Aller au contenu principal

Le revenant et la sainte aveugle

Chapitre 159

Le revenant et la sainte aveugleLe revenant et la sainte aveugle
Chapitre 159

Chapitre 159

Chapitre 159/24266%~12 min de lecture2 361 mots

Il ne fallut pas longtemps à Vera pour comprendre les paroles de Hodrick.
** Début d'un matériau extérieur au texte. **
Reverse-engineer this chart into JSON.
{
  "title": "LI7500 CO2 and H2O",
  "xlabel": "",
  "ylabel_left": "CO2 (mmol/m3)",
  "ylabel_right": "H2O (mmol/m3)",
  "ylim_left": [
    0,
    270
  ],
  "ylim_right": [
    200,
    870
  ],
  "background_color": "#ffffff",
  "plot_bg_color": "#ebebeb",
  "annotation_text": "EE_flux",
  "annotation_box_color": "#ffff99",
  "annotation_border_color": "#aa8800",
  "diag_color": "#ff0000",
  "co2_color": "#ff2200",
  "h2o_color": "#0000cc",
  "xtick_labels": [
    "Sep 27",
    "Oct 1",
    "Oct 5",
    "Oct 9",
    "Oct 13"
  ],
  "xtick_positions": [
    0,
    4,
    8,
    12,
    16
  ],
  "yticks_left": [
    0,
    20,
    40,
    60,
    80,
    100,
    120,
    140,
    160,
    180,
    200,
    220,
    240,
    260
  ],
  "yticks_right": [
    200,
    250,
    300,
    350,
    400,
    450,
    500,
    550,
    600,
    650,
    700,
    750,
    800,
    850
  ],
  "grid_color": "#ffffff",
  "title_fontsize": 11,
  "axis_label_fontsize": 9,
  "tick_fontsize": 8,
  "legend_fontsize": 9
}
Il y avait une signification claire derrière ses mots.

« Les Apôtres des générations précédentes… »

Il était l'Apôtre du Serment de la génération précédente. C'est ce qu'il disait.

Vera resta sans voix. Rien ne lui venait à l'esprit pour répondre à cette déclaration.

Entre-temps, Hodrick, comme s'il regrettait ce qu'il avait dit, partit précipitamment après avoir ajouté.

[…Je me suis mal exprimé. Cela semble trop pour toi, repose-toi pour aujourd'hui.]

Vera aurait dû l'empêcher de partir, mais il ne le put pas.

Pendant un long moment, Vera fixa le dos qui s'éloignait de Hodrick, une expression hébétée sur le visage.

***

En y repensant, cela avait du sens.

Bien que ce ne fût pas quelque chose qu'il avait envisagé, l'existence des Apôtres avait toujours été là depuis la création de la terre. Il n'aurait pas été étrange qu'au moins l'un d'entre eux soit devenu un mort-vivant, incapable de se détacher de ses attaches persistantes au fil de cette longue histoire.

Tard dans la soirée.

Assis à la table de ses quartiers assignés, Vera se frotta le visage de la main, repensant aux sept ans et demi qu'il avait passés au Royaume Saint.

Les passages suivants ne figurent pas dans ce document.